This is the reveal I have been waiting for – the seascape wall is my design dream and I have been collecting a few throughout the summer and fall. See you first thing in the morning to check out the full reveal!

1 month ago

I feel like I would have made the same gray mistake. That’s a challenging room for sure. I love the color you went with though. So warm and luscious!

Stephanie
1 month ago

It’s looking beautiful! I actually really loved the Ponder walls, but I think moody and tonal is such an exciting direction for the room as well.

Molly Phillips
1 month ago

I, too, am having “safe” renovation paint regret (and my husband doesn’t understand ONE BIT – “we JUST painted this room!”), so it’s comforting to know that the professionals mess up as well. I think tone-on-tone is one of the most difficult to pull off and I’m sure you’ve nailed it by the sneak peaks we’ve seen. Can’t wait for tomorrow!

Jen A.
1 month ago
Reply to  Molly Phillips

Me too! We had really vibrant colors on the walls for years, and my husband and I were both craving neutrals. Well, we went much too far in one big space. It’s much to stark/light and I wish we had put more color, while still being a neutral.
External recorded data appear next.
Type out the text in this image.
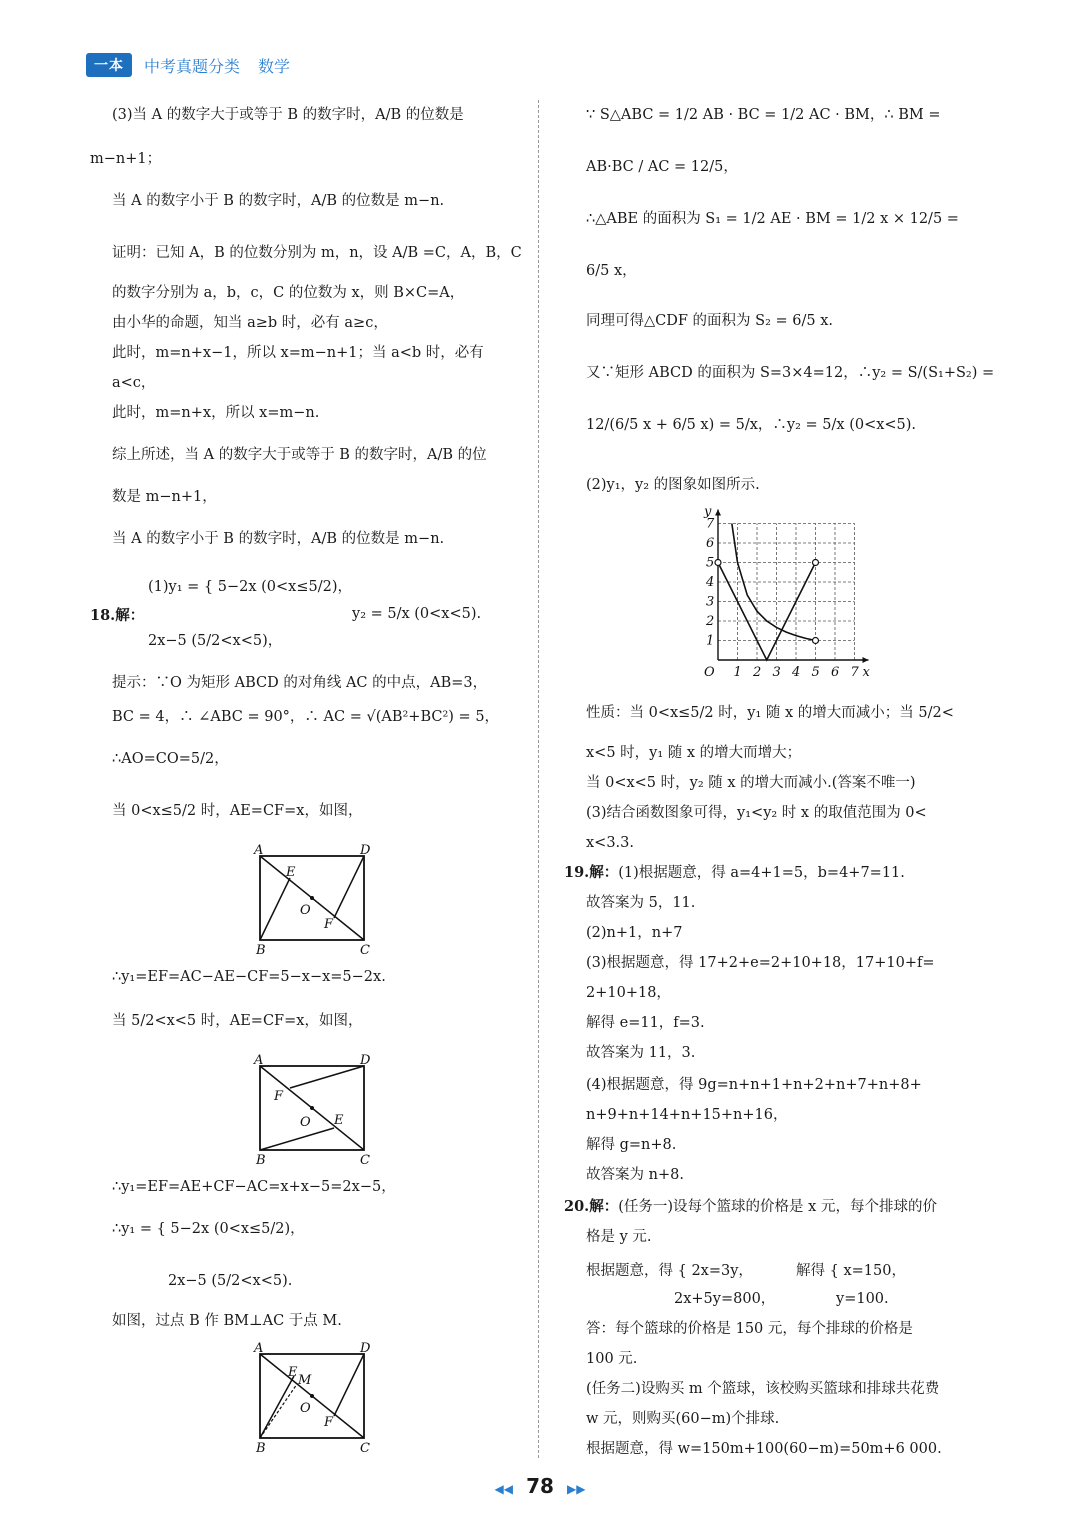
一本	中考真题分类 数学
(3)当 A 的数字大于或等于 B 的数字时，A/B 的位数是
m−n+1；
当 A 的数字小于 B 的数字时，A/B 的位数是 m−n.
证明：已知 A，B 的位数分别为 m，n，设 A/B =C，A，B，C
的数字分别为 a，b，c，C 的位数为 x，则 B×C=A，
由小华的命题，知当 a≥b 时，必有 a≥c，
此时，m=n+x−1，所以 x=m−n+1；当 a<b 时，必有
a<c，
此时，m=n+x，所以 x=m−n.
综上所述，当 A 的数字大于或等于 B 的数字时，A/B 的位
数是 m−n+1，
当 A 的数字小于 B 的数字时，A/B 的位数是 m−n.
18.解：
(1)y₁ = { 5−2x (0<x≤5/2)，
2x−5 (5/2<x<5)，
y₂ = 5/x (0<x<5).
提示：∵O 为矩形 ABCD 的对角线 AC 的中点，AB=3，
BC = 4，∴ ∠ABC = 90°，∴ AC = √(AB²+BC²) = 5，
∴AO=CO=5/2，
当 0<x≤5/2 时，AE=CF=x，如图，
A	D
B	C
E
O
F
∴y₁=EF=AC−AE−CF=5−x−x=5−2x.
当 5/2<x<5 时，AE=CF=x，如图，
A	D
B	C
F
O E
∴y₁=EF=AE+CF−AC=x+x−5=2x−5，
∴y₁ = { 5−2x (0<x≤5/2)，
2x−5 (5/2<x<5).
如图，过点 B 作 BM⊥AC 于点 M.
A	D
B	C
E
M
O
F
∵ S△ABC = 1/2 AB · BC = 1/2 AC · BM，∴ BM =
AB·BC / AC = 12/5，
∴△ABE 的面积为 S₁ = 1/2 AE · BM = 1/2 x × 12/5 =
6/5 x，
同理可得△CDF 的面积为 S₂ = 6/5 x.
又∵矩形 ABCD 的面积为 S=3×4=12，∴y₂ = S/(S₁+S₂) =
12/(6/5 x + 6/5 x) = 5/x，∴y₂ = 5/x (0<x<5).
(2)y₁，y₂ 的图象如图所示.
1 2 3 4 5 6 7
1
2
3
4
5
6
7
O	x
y
性质：当 0<x≤5/2 时，y₁ 随 x 的增大而减小；当 5/2<
x<5 时，y₁ 随 x 的增大而增大；
当 0<x<5 时，y₂ 随 x 的增大而减小.(答案不唯一)
(3)结合函数图象可得，y₁<y₂ 时 x 的取值范围为 0<
x<3.3.
19.解：(1)根据题意，得 a=4+1=5，b=4+7=11.
故答案为 5，11.
(2)n+1，n+7
(3)根据题意，得 17+2+e=2+10+18，17+10+f=
2+10+18，
解得 e=11，f=3.
故答案为 11，3.
(4)根据题意，得 9g=n+n+1+n+2+n+7+n+8+
n+9+n+14+n+15+n+16，
解得 g=n+8.
故答案为 n+8.
20.解：(任务一)设每个篮球的价格是 x 元，每个排球的价
格是 y 元.
根据题意，得 { 2x=3y，
2x+5y=800，
解得 { x=150，
y=100.
答：每个篮球的价格是 150 元，每个排球的价格是
100 元.
(任务二)设购买 m 个篮球，该校购买篮球和排球共花费
w 元，则购买(60−m)个排球.
根据题意，得 w=150m+100(60−m)=50m+6 000.
◀◀ 78 ▶▶
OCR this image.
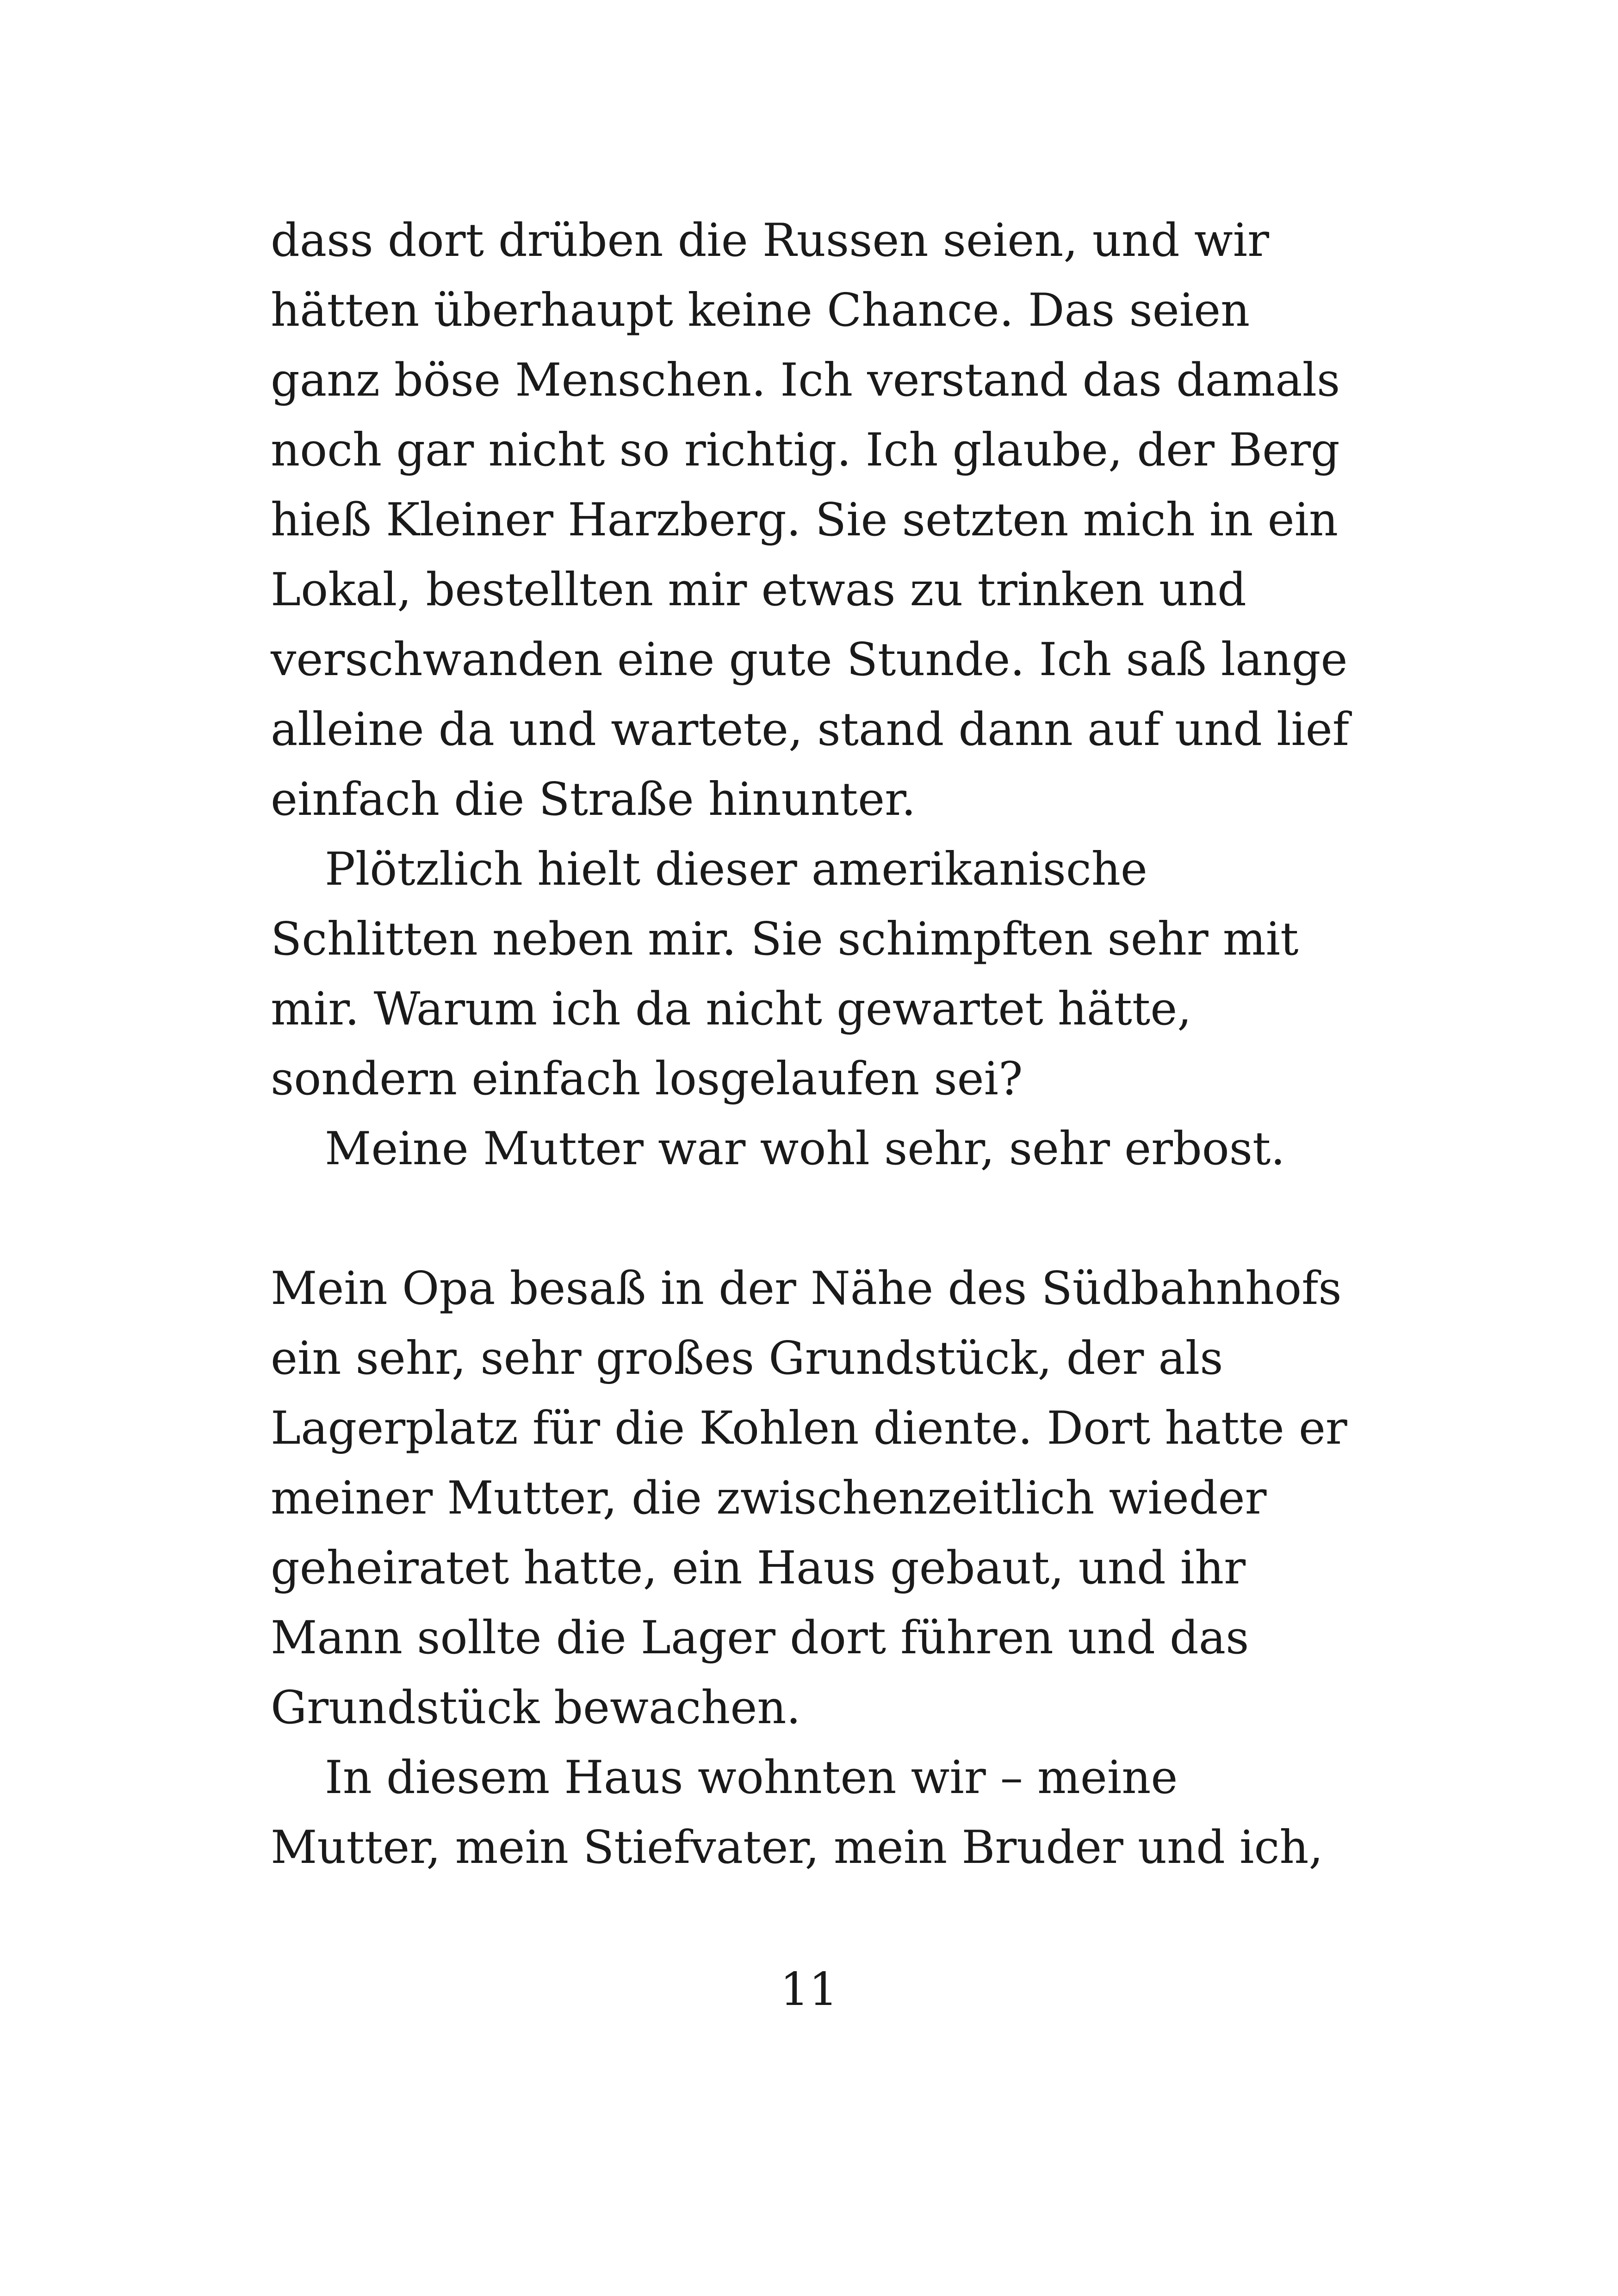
dass dort drüben die Russen seien, und wir
hätten überhaupt keine Chance. Das seien
ganz böse Menschen. Ich verstand das damals
noch gar nicht so richtig. Ich glaube, der Berg
hieß Kleiner Harzberg. Sie setzten mich in ein
Lokal, bestellten mir etwas zu trinken und
verschwanden eine gute Stunde. Ich saß lange
alleine da und wartete, stand dann auf und lief
einfach die Straße hinunter.
Plötzlich hielt dieser amerikanische
Schlitten neben mir. Sie schimpften sehr mit
mir. Warum ich da nicht gewartet hätte,
sondern einfach losgelaufen sei?
Meine Mutter war wohl sehr, sehr erbost.
Mein Opa besaß in der Nähe des Südbahnhofs
ein sehr, sehr großes Grundstück, der als
Lagerplatz für die Kohlen diente. Dort hatte er
meiner Mutter, die zwischenzeitlich wieder
geheiratet hatte, ein Haus gebaut, und ihr
Mann sollte die Lager dort führen und das
Grundstück bewachen.
In diesem Haus wohnten wir – meine
Mutter, mein Stiefvater, mein Bruder und ich,
11
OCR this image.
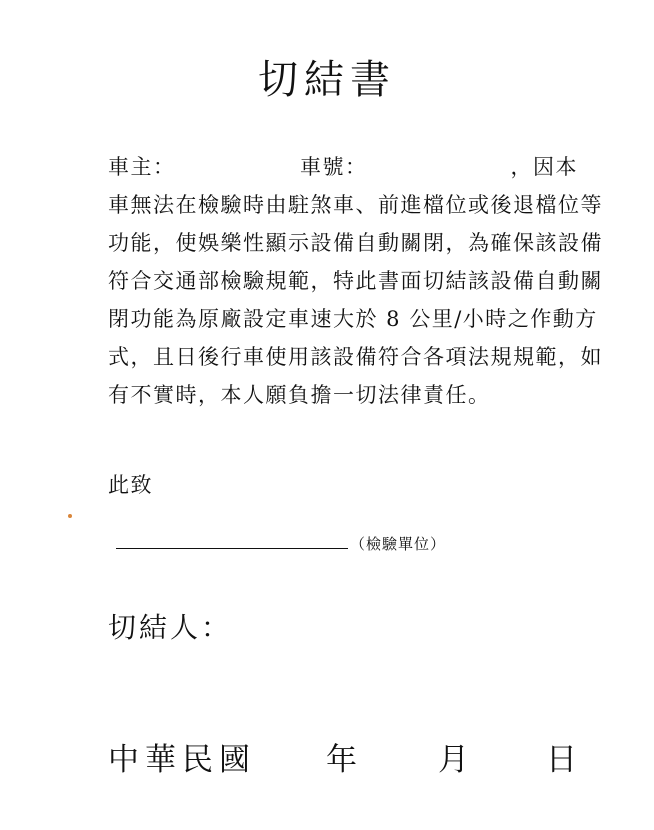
切結書
車主：	車號：	，因本
車無法在檢驗時由駐煞車、前進檔位或後退檔位等
功能，使娛樂性顯示設備自動關閉，為確保該設備
符合交通部檢驗規範，特此書面切結該設備自動關
閉功能為原廠設定車速大於 8 公里/小時之作動方
式，且日後行車使用該設備符合各項法規規範，如
有不實時，本人願負擔一切法律責任。
此致
（檢驗單位）
切結人：
中華民國 年	月 日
I’ve lived with it for a year and I still feel the same way. 🙁

Meg
1 month ago

I had no idea about not painting a dark room a light color! Now…does that mean a room that gets a ton of natural light, should stay a lighter color? Or can that type of room handle any color so long as you’re looking at it in that specific room?

Eleanor
1 month ago
Reply to  Meg

Generally, the more light a natural room gets, the more versatile it is – they can pull off white or light colours, but also deeper shades. It’s where rooms are naturally darker where white and light shades will tend to look dingy, so it’s best to stick to mid-tones or darks, depending on your preference of course. 🙂

Cee
1 month ago

Have you considered actually painting swatches on the wall instead of just holding up samples? I think that would help with your paint color indecision!

Caren
1 month ago

I appreciate that you readily share your mistakes with us along with lessons learned. Thank you.

Marissa
1 month ago

Brits call this sort of room a “snug”. I’m not British but we have a similar cozy dark teal room where we watch TV and snuggle and we can’t call ir anything else!

Emie
1 month ago

Lovely room and I can’t wait to see how you did the gallery. Having had a Vermont Castings stove in our last house I can confirm how wonderful they are. I’m curious to know what material yours is sitting on? Code here required some sort of brick or stone base. We are consider building again and how you’ve created your stove area is so clean looking and I’d like something similar if possible. Thanks!

🥰 Rusty
1 month ago

I am so excited to see the seascape fallery wall! Squeeeeeeeeee!!!!!
I’m not one for dark-painted rooms, but love all of Sara’s adventures with darrrk paint and this, too.
I think a dark cozy snug to watch TV is a great idea.

annie
1 month ago

ahhhh i’ve been thinking about the seascapes for months, can’t wait to see them all up!!!